All-solid-state Li metal batteries (ASSLMBs) promise superior safety and energy density compared to conventional Li-ion batteries. However, their widespread adoption is hindered by detrimental interfacial reactions between solid-state electrolytes (SSEs) and the Li anode, compromising long-term cycling stability. The challenges in directly observing these interface layers have impeded a comprehensive understanding of reaction mechanisms, necessitating first-principle simulations for the design of novel interlayer materials. To address these challenges, we developed a database-supported high-throughput screening (DSHTS) framework for identifying stable interlayer materials compatible with both Li and SSEs. Using Li₃InCl₆ as a model SSE, we identified Li₃OCl as a promising interlayer material. Experimental validation demonstrated excellent electrochemical performance in both symmetric- and full-cell configurations. A Li|Li₃OCl|Li₃InCl₆|LiCoO₂ cell exhibited an initial discharge capacity of 154.4 mAh g⁻¹ at 1C with 76.36% capacity retention after 1000 cycles. In contrast, a cell with a traditional In-Li₆PS₅Cl interlayer delivered only 132.4 mAh g⁻¹ at 1C and failed after 760 cycles.

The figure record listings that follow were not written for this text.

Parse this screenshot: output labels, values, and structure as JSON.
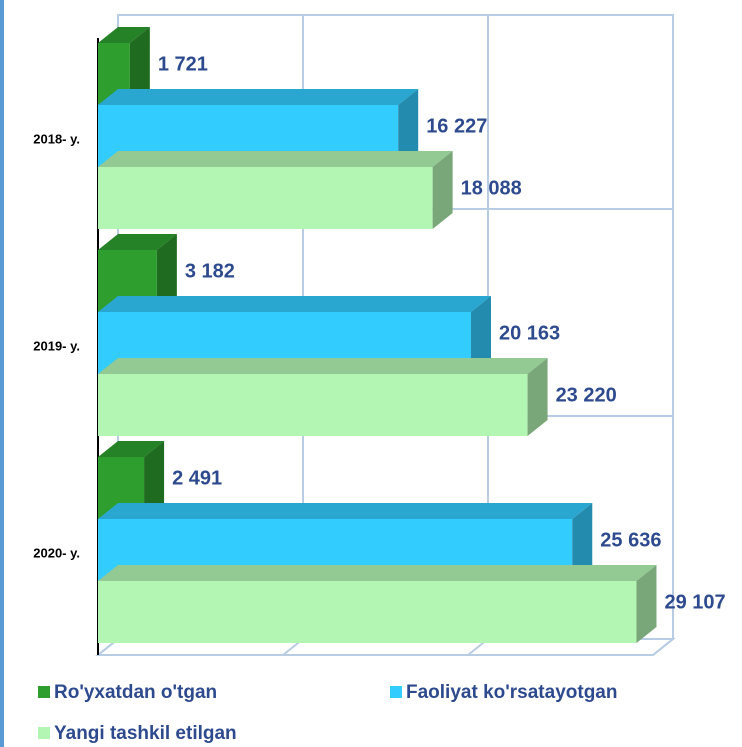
{
  "chart_data": {
    "type": "bar3d",
    "categories": [
      "2018- y.",
      "2019- y.",
      "2020- y."
    ],
    "series": [
      {
        "name": "Ro'yxatdan o'tgan",
        "color": "#2e9e2e",
        "values": [
          1721,
          3182,
          2491
        ],
        "value_labels": [
          "1 721",
          "3 182",
          "2 491"
        ]
      },
      {
        "name": "Faoliyat ko'rsatayotgan",
        "color": "#33ccff",
        "values": [
          16227,
          20163,
          25636
        ],
        "value_labels": [
          "16 227",
          "20 163",
          "25 636"
        ]
      },
      {
        "name": "Yangi tashkil etilgan",
        "color": "#b3f5b3",
        "values": [
          18088,
          23220,
          29107
        ],
        "value_labels": [
          "18 088",
          "23 220",
          "29 107"
        ]
      }
    ],
    "xlim": [
      0,
      30000
    ],
    "xticks": [
      0,
      10000,
      20000,
      30000
    ],
    "grid": true
  }
}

An additional interlayer-containing battery with Li(Ni_0.8Co_0.1Mn_0.1)O₂ as the positive electrode achieved an initial discharge capacity of 151.3 mAh g⁻¹ at 3C, maintaining stability over 1650 cycles. The results demonstrate the promise of the DSHTS framework for identifying interlayer materials. Our approach opens new avenues for SSE-based battery development, paving the way for next-generation ASSLMB with significantly enhanced stability.